3. Launch the web application
If you’re running the notebook on your local machine, the program will automatically open up a browser tab with the application URL-http://localhost:9090.
However, if you are running the notebook from a server on e.g. the cloud, the URL depends on the domain or IP address of your instance. This can be seen from the screen capture above, where the web application URL is not localhost.
4. Build your dashboard
Finally, you can now start building your dashboard interactively from the web application! Refer to the GIF at the beginning of the article if you’re not sure how to do so.
You can easily restart with a new dataset simply by uploading a new CSV!
Technologies behind the scenes: atoti & ipywidget
Use atoti to create a BI analytics platform
The program revolves around atoti, a free Python library that allows users to spin up an in-memory data cube, and perform complex aggregations and visualizations. It also comes with a web application that allows users to build and share dashboards.

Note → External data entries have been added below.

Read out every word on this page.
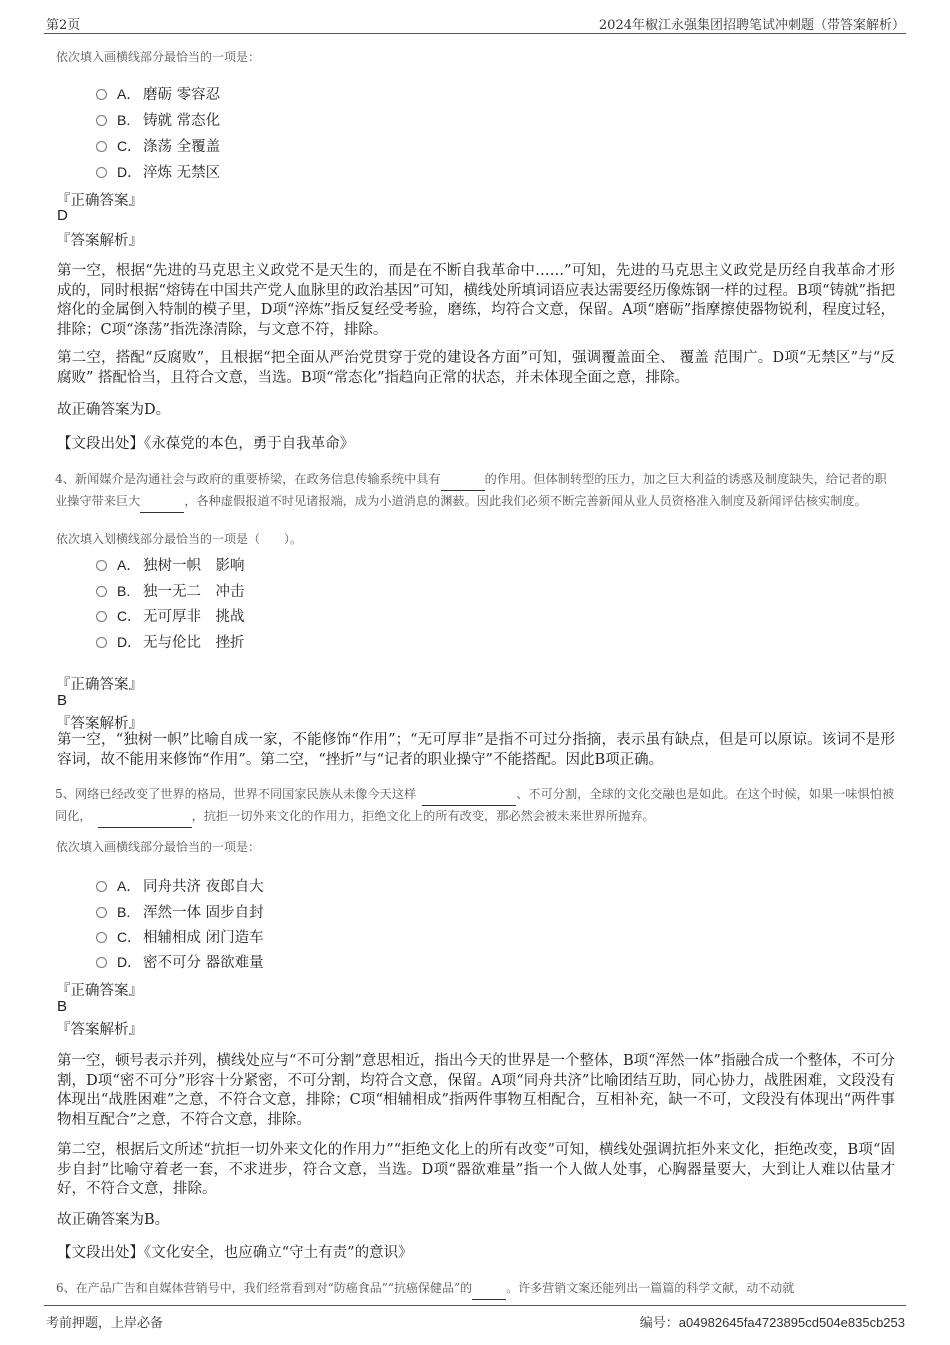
第2页	2024年椒江永强集团招聘笔试冲刺题（带答案解析）
依次填入画横线部分最恰当的一项是：
A． 磨砺 零容忍
B. 铸就 常态化
C． 涤荡 全覆盖
D． 淬炼 无禁区
『正确答案』
D
『答案解析』
第一空，根据“先进的马克思主义政党不是天生的，而是在不断自我革命中……”可知，先进的马克思主义政党是历经自我革命才形成的，同时根据“熔铸在中国共产党人血脉里的政治基因”可知，横线处所填词语应表达需要经历像炼钢一样的过程。B项“铸就”指把熔化的金属倒入特制的模子里，D项“淬炼”指反复经受考验，磨练，均符合文意，保留。A项“磨砺”指摩擦使器物锐利，程度过轻，排除；C项“涤荡”指洗涤清除，与文意不符，排除。
第二空，搭配“反腐败”，且根据“把全面从严治党贯穿于党的建设各方面”可知，强调覆盖面全、 覆盖 范围广。D项“无禁区”与“反腐败” 搭配恰当，且符合文意，当选。B项“常态化”指趋向正常的状态，并未体现全面之意，排除。
故正确答案为D。
【文段出处】《永葆党的本色，勇于自我革命》
4、新闻媒介是沟通社会与政府的重要桥梁，在政务信息传输系统中具有	的作用。但体制转型的压力，加之巨大利益的诱惑及制度缺失，给记者的职业操守带来巨大	，各种虚假报道不时见诸报端，成为小道消息的渊薮。因此我们必须不断完善新闻从业人员资格准入制度及新闻评估核实制度。
依次填入划横线部分最恰当的一项是（　　）。
A． 独树一帜　影响
B. 独一无二　冲击
C． 无可厚非　挑战
D． 无与伦比　挫折
『正确答案』
B
『答案解析』
第一空，“独树一帜”比喻自成一家，不能修饰“作用”；“无可厚非”是指不可过分指摘，表示虽有缺点，但是可以原谅。该词不是形容词，故不能用来修饰“作用”。第二空，“挫折”与“记者的职业操守”不能搭配。因此B项正确。
5、网络已经改变了世界的格局，世界不同国家民族从未像今天这样	、不可分割，全球的文化交融也是如此。在这个时候，如果一味惧怕被同化，	，抗拒一切外来文化的作用力，拒绝文化上的所有改变，那必然会被未来世界所抛弃。
依次填入画横线部分最恰当的一项是：
A． 同舟共济 夜郎自大
B. 浑然一体 固步自封
C． 相辅相成 闭门造车
D． 密不可分 器欲难量
『正确答案』
B
『答案解析』
第一空，顿号表示并列，横线处应与“不可分割”意思相近，指出今天的世界是一个整体，B项“浑然一体”指融合成一个整体，不可分割，D项“密不可分”形容十分紧密，不可分割，均符合文意，保留。A项“同舟共济”比喻团结互助，同心协力，战胜困难，文段没有体现出“战胜困难”之意，不符合文意，排除；C项“相辅相成”指两件事物互相配合，互相补充，缺一不可，文段没有体现出“两件事物相互配合”之意，不符合文意，排除。
第二空，根据后文所述“抗拒一切外来文化的作用力”“拒绝文化上的所有改变”可知，横线处强调抗拒外来文化，拒绝改变，B项“固步自封”比喻守着老一套，不求进步，符合文意，当选。D项“器欲难量”指一个人做人处事，心胸器量要大，大到让人难以估量才好，不符合文意，排除。
故正确答案为B。
【文段出处】《文化安全，也应确立“守土有责”的意识》
6、在产品广告和自媒体营销号中，我们经常看到对“防癌食品”“抗癌保健品”的	。许多营销文案还能列出一篇篇的科学文献，动不动就
考前押题，上岸必备	编号：a04982645fa4723895cd504e835cb253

This program demonstrates the simplest way to use atoti, i.e. creating a single table data cube. All it takes is the following steps to spin up a cube:
import atoti as tt # instant atoti session with a fixed port session = tt.Session(port=9090) # read CSV and create an atoti table tbl = session.read_csv("ds_salaries.csv", table_name="table", keys=keys) # create data cube with the above table cube = session.create_cube(tbl) # optional - print schema of the data cube cube.schema # access web application via the returned URL session.link()
Use ipywidget to trigger atoti cube creation
The main purpose of this program is for users to quickly create a BI analytics platform. In order to make things easier, I used ipywidget to wrap around atoti for an interactive experience.
For instance, I’ve used the following:
- FileUpload: Users can interactively select CSV from the explorer.
- SelectMultiple: Users can select the keys for the table to be created.
- FloatProgress: To show the progress towards application launch
“Upload file upload” will trigger the instantiation of
atoti.Session and the subsequent steps. Refer to the notebook to see how it’s integrated together with atoti.
Now, users can create a BI analytics platform without any coding!
Experience atoti with Binder
I have always wanted to try Binder and here’s my chance!
The Binder Project is an open community that creates BinderHub, where we can create shareable, interactive and reproducible environments. So, now you can open the notebooks from atoti notebook gallery in an executable environment!
For atoti to work in Binder, we have added some files in our GitHub repository:
graphviz libgraphviz-dev pkg-config
- requirements.txt: List dependencies required for atoti and Graphviz, specifically `atoti-jupyterlab` is necessary for Binder to include the JupyterLab extension for atoti in the build.
atoti[jupyterlab,aws,kafka,azure,gcp]>=0.6.6 jupyter-server-proxy pygraphviz
Refer to the binder user guide for more information if you wish to use Binder for your own repository.
Build and launch atoti repository
Now we can spin up a JupyterLab instance with Binder simply by providing the URL of the GitHub repository: https://github.com/atoti/notebooks.
Click the launch button and Binder will start building the environment. Subsequently, a JupyterLab instance launch automatically in the browser. You could also copy the URL and share the Binder with others.
Try atoti automatic cube creation in Binder
In the JupyterLab, navigate to notebooks > auto-cube and launch the main.ipynb to start playing around atoti with your own data!
To access the web application, simply click on the displayed URL as shown below:
Have fun! But remember, each Binder instance is allocated 1 to 2 GB of RAM. So, do choose a smaller dataset if you want to give it a try. Otherwise, install atoti on your local machine for greater control and flexibility!